Whether or not LLMs are the correct algorithm, the hardware question is much more straightforward and that's what this paper is about.

hyperpape•15h ago
The entire discussion in the software section is about simulating the brain.

> Creating superintelligence through imitating the functioning of the human brain requires two more things in addition to appropriate learning rules (and sufficiently powerful hardware): it requires having an adequate initial architecture and providing a rich flux of sensory input.

> The latter prerequisite is easily provided even with present technology. Using video cameras, microphones and tactile sensors, it is possible to ensure a steady flow of real-world information to the artificial neural network. An interactive element could be arranged by connecting the system to robot limbs and a speaker.

> Developing an adequate initial network structure is a more serious problem. It might turn out to be necessary to do a considerable amount of hand-coding in order to get the cortical architecture right. In biological organisms, the brain does not start out at birth as a homogenous tabula rasa; it has an initial structure that is coded genetically. Neuroscience cannot, at its present stage, say exactly what this structure is or how much of it needs to be preserved in a simulation that is eventually to match the cognitive competencies of a human adult. One way for it to be unexpectedly difficult to achieve human-level AI through the neural network approach would be if it turned out that the human brain relies on a colossal amount of genetic hardwiring, so that each cognitive function depends on a unique and hopelessly complicated inborn architecture, acquired over aeons in the evolutionary learning process of our species.

lukeschlather•13h ago
No, it's about imitation, not simulation. The point is defining how large of a computer you would need to achieve similar performance to the human brain on "intelligence" tasks. The comparison to the human brain is because we know human brains can do these kinds of reasoning and motor tasks, so that helps us set a lower bound on how much computing power is necessary, but it doesn't presume we're going to simulate a human brain, that's just stated because it might be one way we could do it.

But still I think you're not engaging with the article properly - it doesn't say we will, it just talks about how much computing power you might need. And I think within the paper it suggests we don't have enough computing power yet, but it doesn't seem like you read deeply enough to engage with that conversation.

hyperpape•3h ago
You're right to distinguish imitation from simulation. That's a good distinction and I think the paper is discussing imitation--using similar learning algorithms to what the brain uses, fed with realistic data from input devices. But my point still stands with imitation.

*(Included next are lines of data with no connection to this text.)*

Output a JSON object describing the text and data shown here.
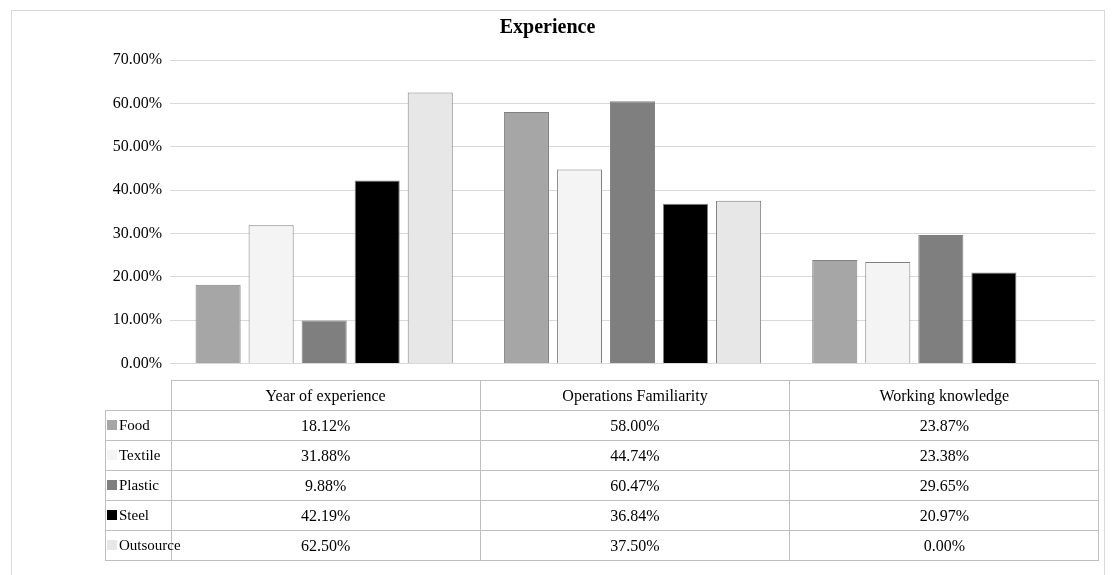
{
  "chart_data": {
    "type": "bar",
    "title": "Experience",
    "categories": [
      "Year of experience",
      "Operations Familiarity",
      "Working knowledge"
    ],
    "series": [
      {
        "name": "Food",
        "color": "#a6a6a6",
        "values": [
          18.12,
          58.0,
          23.87
        ],
        "value_labels": [
          "18.12%",
          "58.00%",
          "23.87%"
        ]
      },
      {
        "name": "Textile",
        "color": "#f4f4f4",
        "values": [
          31.88,
          44.74,
          23.38
        ],
        "value_labels": [
          "31.88%",
          "44.74%",
          "23.38%"
        ]
      },
      {
        "name": "Plastic",
        "color": "#7f7f7f",
        "values": [
          9.88,
          60.47,
          29.65
        ],
        "value_labels": [
          "9.88%",
          "60.47%",
          "29.65%"
        ]
      },
      {
        "name": "Steel",
        "color": "#000000",
        "values": [
          42.19,
          36.84,
          20.97
        ],
        "value_labels": [
          "42.19%",
          "36.84%",
          "20.97%"
        ]
      },
      {
        "name": "Outsource",
        "color": "#e7e7e7",
        "values": [
          62.5,
          37.5,
          0
        ],
        "value_labels": [
          "62.50%",
          "37.50%",
          "0.00%"
        ]
      }
    ],
    "ylim": [
      0,
      70
    ],
    "yticks": [
      {
        "value": 0,
        "label": "0.00%"
      },
      {
        "value": 10,
        "label": "10.00%"
      },
      {
        "value": 20,
        "label": "20.00%"
      },
      {
        "value": 30,
        "label": "30.00%"
      },
      {
        "value": 40,
        "label": "40.00%"
      },
      {
        "value": 50,
        "label": "50.00%"
      },
      {
        "value": 60,
        "label": "60.00%"
      },
      {
        "value": 70,
        "label": "70.00%"
      }
    ],
    "grid": "y",
    "legend": "bottom"
  }
}
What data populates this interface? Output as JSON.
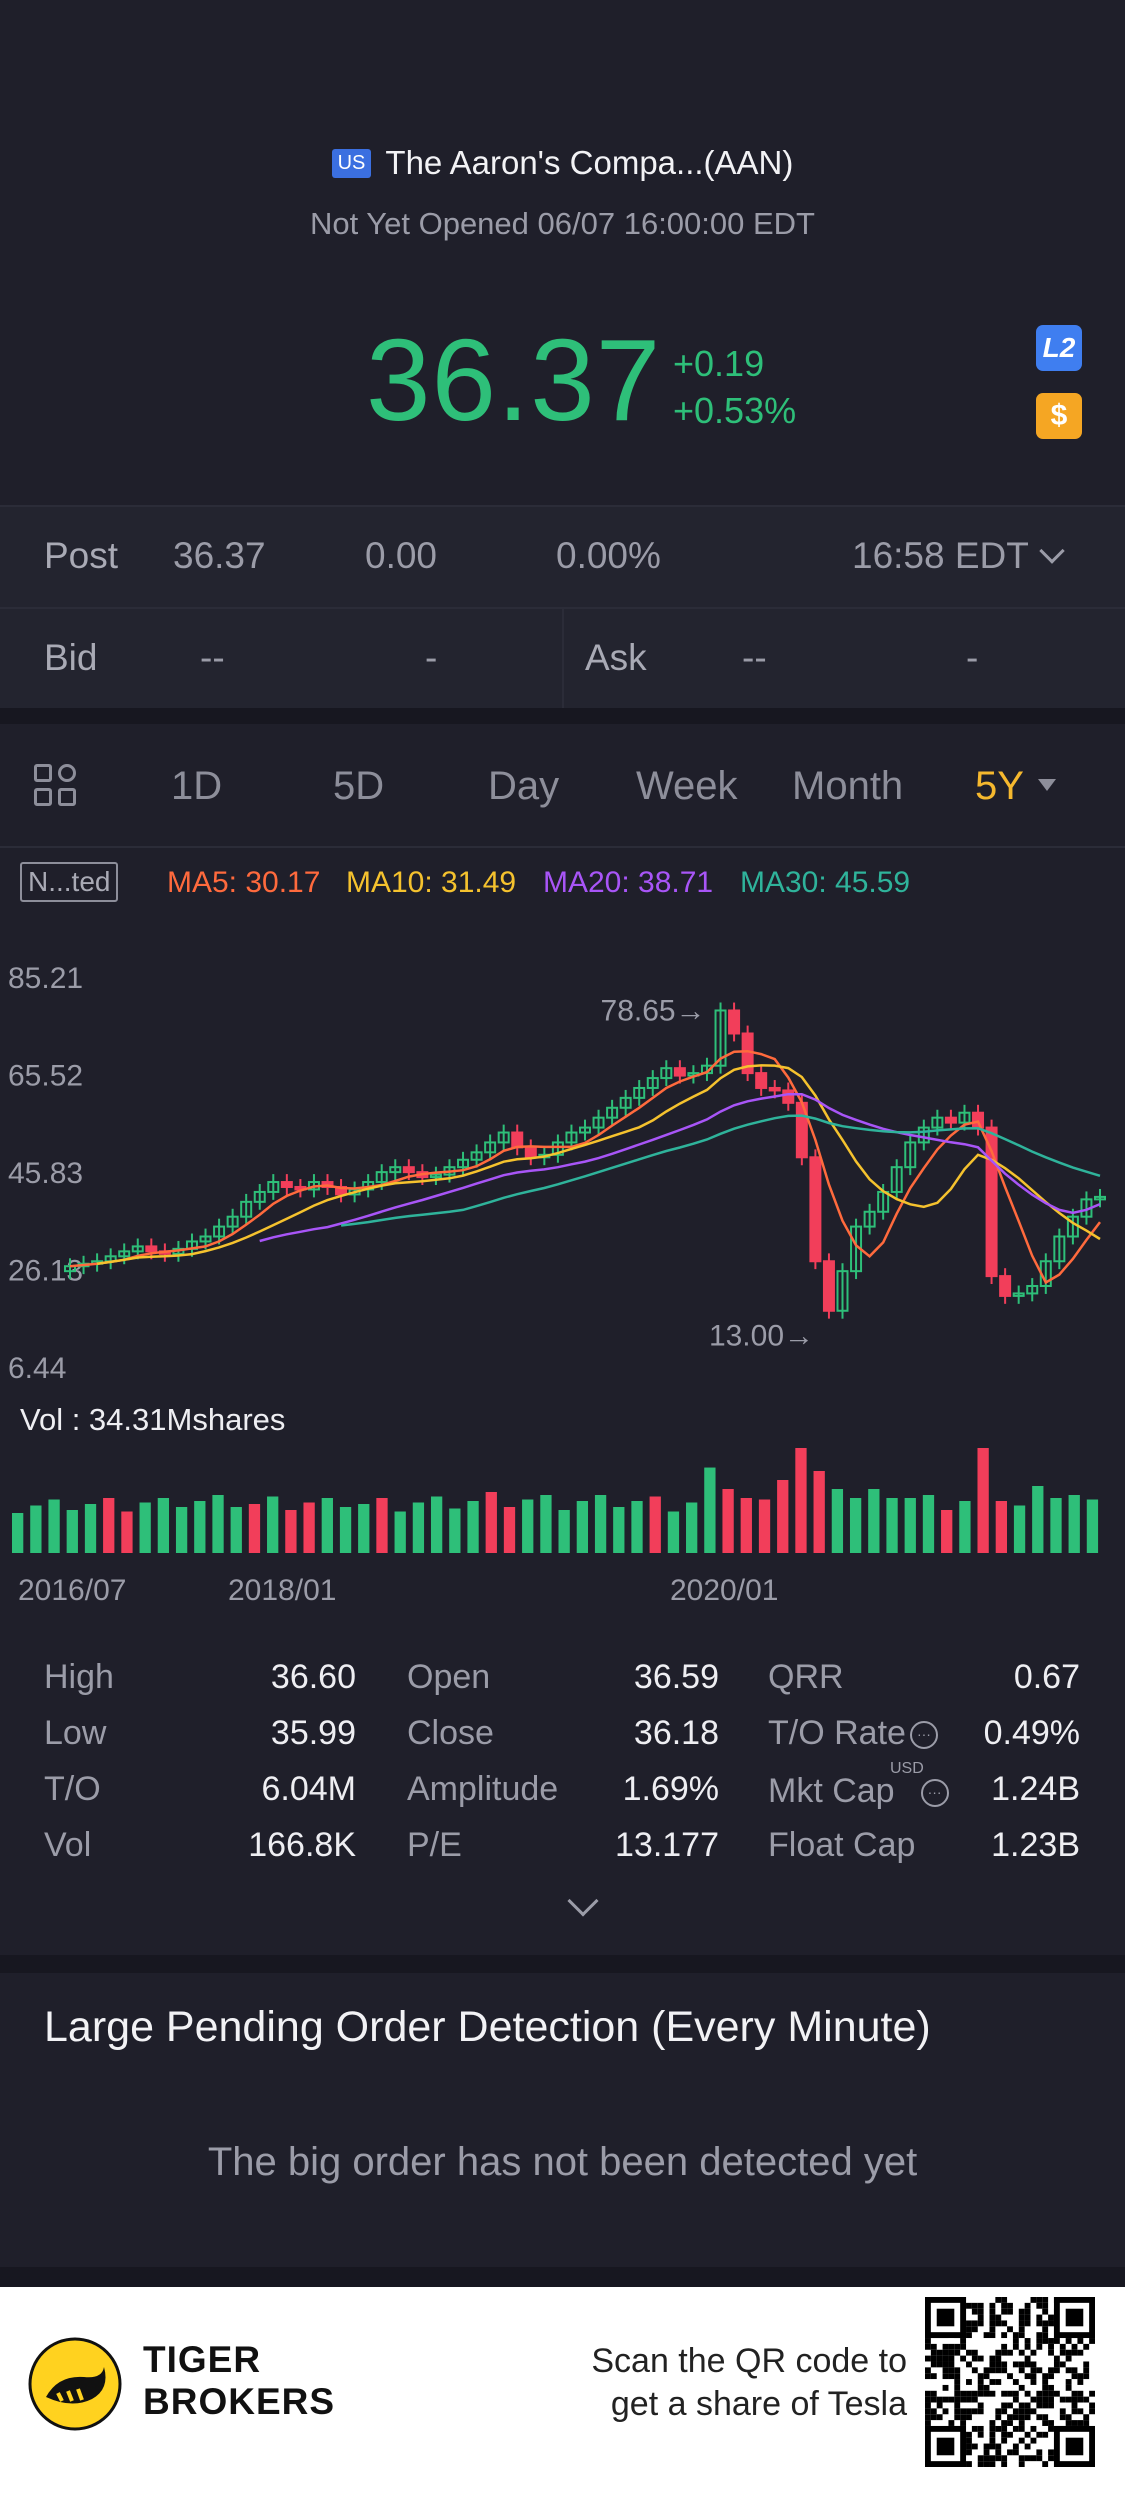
{
  "header": {
    "market_badge": "US",
    "stock_name": "The Aaron's Compa...(AAN)",
    "status": "Not Yet Opened 06/07 16:00:00 EDT",
    "price": "36.37",
    "change_abs": "+0.19",
    "change_pct": "+0.53%",
    "l2_label": "L2",
    "dollar_label": "$",
    "accent_color": "#2ebf79"
  },
  "post": {
    "label": "Post",
    "price": "36.37",
    "change": "0.00",
    "pct": "0.00%",
    "time": "16:58 EDT"
  },
  "bid": {
    "label": "Bid",
    "price": "--",
    "size": "-"
  },
  "ask": {
    "label": "Ask",
    "price": "--",
    "size": "-"
  },
  "tabs": [
    {
      "label": "1D"
    },
    {
      "label": "5D"
    },
    {
      "label": "Day"
    },
    {
      "label": "Week"
    },
    {
      "label": "Month"
    },
    {
      "label": "5Y"
    }
  ],
  "indicators": {
    "adjust_label": "N...ted",
    "ma5": "MA5: 30.17",
    "ma10": "MA10: 31.49",
    "ma20": "MA20: 38.71",
    "ma30": "MA30: 45.59"
  },
  "chart_data": {
    "type": "candlestick",
    "y_ticks": [
      "85.21",
      "65.52",
      "45.83",
      "26.13",
      "6.44"
    ],
    "ylim": [
      6.44,
      85.21
    ],
    "annotations": [
      {
        "text": "78.65→",
        "value": 78.65
      },
      {
        "text": "13.00→",
        "value": 13.0
      }
    ],
    "x_ticks": [
      "2016/07",
      "2018/01",
      "2020/01"
    ],
    "close": [
      27,
      27.5,
      28,
      29,
      30,
      31,
      30,
      29.5,
      30.5,
      32,
      33,
      35,
      37,
      40,
      42,
      44,
      43,
      42.5,
      44,
      43,
      41.5,
      42.5,
      44,
      46,
      47,
      46,
      45,
      45.5,
      47,
      48.5,
      50,
      52,
      54,
      51,
      49,
      49.5,
      52,
      54,
      55,
      57,
      59,
      61,
      63,
      65,
      67,
      65.5,
      66,
      67.5,
      78.65,
      74,
      66,
      63,
      62.5,
      60,
      49,
      28,
      18,
      26,
      35,
      38,
      42,
      47,
      52,
      55,
      57,
      56,
      58,
      55,
      25,
      21,
      21.5,
      23,
      28,
      33,
      37,
      40.5,
      41
    ],
    "volume_label": "Vol  : 34.31Mshares"
  },
  "stats": {
    "high_k": "High",
    "high_v": "36.60",
    "low_k": "Low",
    "low_v": "35.99",
    "to_k": "T/O",
    "to_v": "6.04M",
    "vol_k": "Vol",
    "vol_v": "166.8K",
    "open_k": "Open",
    "open_v": "36.59",
    "close_k": "Close",
    "close_v": "36.18",
    "amp_k": "Amplitude",
    "amp_v": "1.69%",
    "pe_k": "P/E",
    "pe_v": "13.177",
    "qrr_k": "QRR",
    "qrr_v": "0.67",
    "tor_k": "T/O Rate",
    "tor_v": "0.49%",
    "mcap_k": "Mkt Cap",
    "mcap_sup": "USD",
    "mcap_v": "1.24B",
    "fcap_k": "Float Cap",
    "fcap_v": "1.23B"
  },
  "large_order": {
    "title": "Large Pending Order Detection (Every Minute)",
    "empty": "The big order has not been detected yet"
  },
  "footer": {
    "brand_line1": "TIGER",
    "brand_line2": "BROKERS",
    "qr_line1": "Scan the QR code to",
    "qr_line2": "get a share of Tesla"
  }
}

> This paper outlines the case for believing that we will have superhuman artificial intelligence within the first third of the next century. It looks at different estimates of the processing power of the human brain; how long it will take until computer hardware achieve a similar performance; ways of creating the software through bottom-up approaches like the one used by biological brains; how difficult it will be for neuroscience figure out enough about how brains work to make this approach work; and how fast we can expect superintelligence to be developed once there is human-level artificial intelligence.

The paper very clearly suggests an estimate of the required hardware power for a particular strategy of imitating the brain. And it very clearly predicts we will achieve superintelligence by 2033.

If that strategy is a non-starter, which it is for the foreseeable future, then the hardware estimate is irrelevant, because the strategies we have available to us may require orders of magnitude more computing power (or even may simply fail to work with any amount of computing power).